À son arrivée, Maitland est nerveux. Le mari de Mary est une fois de plus absent. Il désapprouverait sûrement leurs actions ? La réputation professionnelle de Maitland est également menacée. Mais la volonté de fer de Mary l'emporte. Elle tient la jeune Mary immobile, tandis que Maitland utilise sa lancette de chirurgien pour faire les blessures peu profondes et inoculer la petite fille contre la maladie mortelle.
Après seulement dix jours, la jeune Mary prend sa température et présente quelques taches inoffensives. Lady Mary invite "plusieurs dames et autres personnes de distinction" à visiter la chambre de la malade et à l'examiner. Mary monte une garde protectrice à la porte de la crèche, tandis que la petite fille se laisse examiner en souriant, ignorant qu'elle est la première personne en Occident à être inoculée.
Cas de variole, vers 1880
L'une de ces personnes est un médecin, le Dr James Keith, qui a perdu ses deux fils aînés de la variole lors de l'épidémie de 1717, alors que Mary était elle-même tombée malade. Son seul fils survivant, Peter, est né peu de temps après et le Dr Keith leur demande alors s'ils veulent bien vacciner Peter.
Le Dr Maitland - qui n'est qu'un modeste chirurgien - est en admiration devant l'éminent Dr Keith, et il est donc convenu que le jeune Peter soit saigné et purgé avant l'inoculation, même si Mary et Maitland savent que ce n'est pas nécessaire. Il survit.

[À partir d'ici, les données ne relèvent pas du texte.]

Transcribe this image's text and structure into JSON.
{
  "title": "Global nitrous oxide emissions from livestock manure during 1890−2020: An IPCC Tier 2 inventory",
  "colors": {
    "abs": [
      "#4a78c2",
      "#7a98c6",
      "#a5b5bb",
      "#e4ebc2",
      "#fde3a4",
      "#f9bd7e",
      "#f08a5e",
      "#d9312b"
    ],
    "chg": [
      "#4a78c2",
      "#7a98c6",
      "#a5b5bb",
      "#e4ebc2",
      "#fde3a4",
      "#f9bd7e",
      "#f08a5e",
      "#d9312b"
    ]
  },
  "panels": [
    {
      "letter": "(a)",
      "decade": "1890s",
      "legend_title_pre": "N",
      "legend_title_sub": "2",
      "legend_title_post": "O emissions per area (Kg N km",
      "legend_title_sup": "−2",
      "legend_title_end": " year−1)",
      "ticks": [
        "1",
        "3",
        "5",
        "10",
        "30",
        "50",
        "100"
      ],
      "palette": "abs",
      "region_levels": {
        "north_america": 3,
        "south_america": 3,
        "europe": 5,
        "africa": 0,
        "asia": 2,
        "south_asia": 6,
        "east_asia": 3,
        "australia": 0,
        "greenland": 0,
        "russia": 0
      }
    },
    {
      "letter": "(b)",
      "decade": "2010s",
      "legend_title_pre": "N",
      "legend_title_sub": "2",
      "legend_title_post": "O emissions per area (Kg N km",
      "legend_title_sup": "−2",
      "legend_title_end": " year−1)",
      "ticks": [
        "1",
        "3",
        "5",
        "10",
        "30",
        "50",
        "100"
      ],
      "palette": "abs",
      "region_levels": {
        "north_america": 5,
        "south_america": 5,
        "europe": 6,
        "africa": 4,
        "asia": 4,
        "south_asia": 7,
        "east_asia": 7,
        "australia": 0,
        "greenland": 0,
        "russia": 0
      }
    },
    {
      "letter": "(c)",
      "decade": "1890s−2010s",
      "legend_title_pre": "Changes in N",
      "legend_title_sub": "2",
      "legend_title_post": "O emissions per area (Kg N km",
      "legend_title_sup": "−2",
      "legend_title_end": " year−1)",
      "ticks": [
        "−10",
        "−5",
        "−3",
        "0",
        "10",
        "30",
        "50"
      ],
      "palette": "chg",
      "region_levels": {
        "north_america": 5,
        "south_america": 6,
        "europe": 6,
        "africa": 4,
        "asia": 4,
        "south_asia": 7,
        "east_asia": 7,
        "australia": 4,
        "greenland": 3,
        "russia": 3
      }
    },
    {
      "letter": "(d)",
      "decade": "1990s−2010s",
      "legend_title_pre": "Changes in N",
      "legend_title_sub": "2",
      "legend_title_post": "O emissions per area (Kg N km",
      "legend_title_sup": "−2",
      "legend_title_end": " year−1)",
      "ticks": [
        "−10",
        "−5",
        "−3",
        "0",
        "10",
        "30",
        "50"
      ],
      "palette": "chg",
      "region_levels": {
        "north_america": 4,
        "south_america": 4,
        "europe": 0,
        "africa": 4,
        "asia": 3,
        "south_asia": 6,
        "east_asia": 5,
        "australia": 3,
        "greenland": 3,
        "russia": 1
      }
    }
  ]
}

Le corps médical se méfie d'abord de la nouvelle inoculation de Marie, mais finit par l'accepter, à condition qu'elle s'accompagne d'une saignée et d'une purge. Dès le début, Marie souligne que la saignée et la purge sont potentiellement dangereuses, car elles affaiblissent le patient.
Sa fille, la jeune Mary, qui voyageait souvent avec elle, se souvient des "regards désapprobateurs" qui les accueillaient souvent et des "haussements d'épaules significatifs" des passants sceptiques.
Lady Mary a déclaré à sa famille qu'elle regretterait presque chaque jour, jusqu'à la fin de sa vie, d'avoir lancé le processus. Elle a vu par elle-même "à quel point c'était une entreprise ardue, redoutable et, pourrions-nous ajouter, ingrate".
Lorsque la jeune Mary grandit, elle tombe amoureuse de John Stuart, comte de Bute. Ses parents s'opposent au mariage mais acceptent qu'il ait lieu. Lady Mary commet l'erreur de dire à sa fille ce qu'elle pense de Bute. Selon elle, il est honnête mais a tendance à être colérique. Inévitablement, cela provoque un désaccord entre la mère et la fille.
Le comte et la comtesse de Bute ont fait un bon mariage et ont eu onze enfants. Ils partageaient l'amour du jardinage et ont joué un rôle important dans la création des Kew Gardens.
Voir également: Saint Alban, martyr chrétien Marie, comtesse de Bute, 1780
Quant à Lady Mary elle-même, elle est partie vivre à l'étranger pendant plus de vingt ans, séparée de son mari. Elle et sa fille se sont progressivement réconciliées dans les lettres qu'elles se sont écrites.
À la mort de son mari, Lady Mary rentre enfin à Londres, sachant qu'elle est atteinte d'un cancer du sein et qu'elle n'en a plus pour longtemps à vivre. Elle retrouve sa fille et le gendre dont elle ne pensait plus grand-chose. Pendant les quelques mois que Lady Mary passe à Londres, il devient Premier ministre.
Jo Willett, "The Pioneering Life of Mary Wortley Montagu : Scientist and Feminist" (La vie pionnière de Mary Wortley Montagu : scientifique et féministe) doit être publié par Pen & ; Sword Books en avril 2021 (à l'occasion du 300e anniversaire de l'expérience d'inoculation de Mary). Jo a été productrice de fictions télévisées primées tout au long de sa vie professionnelle.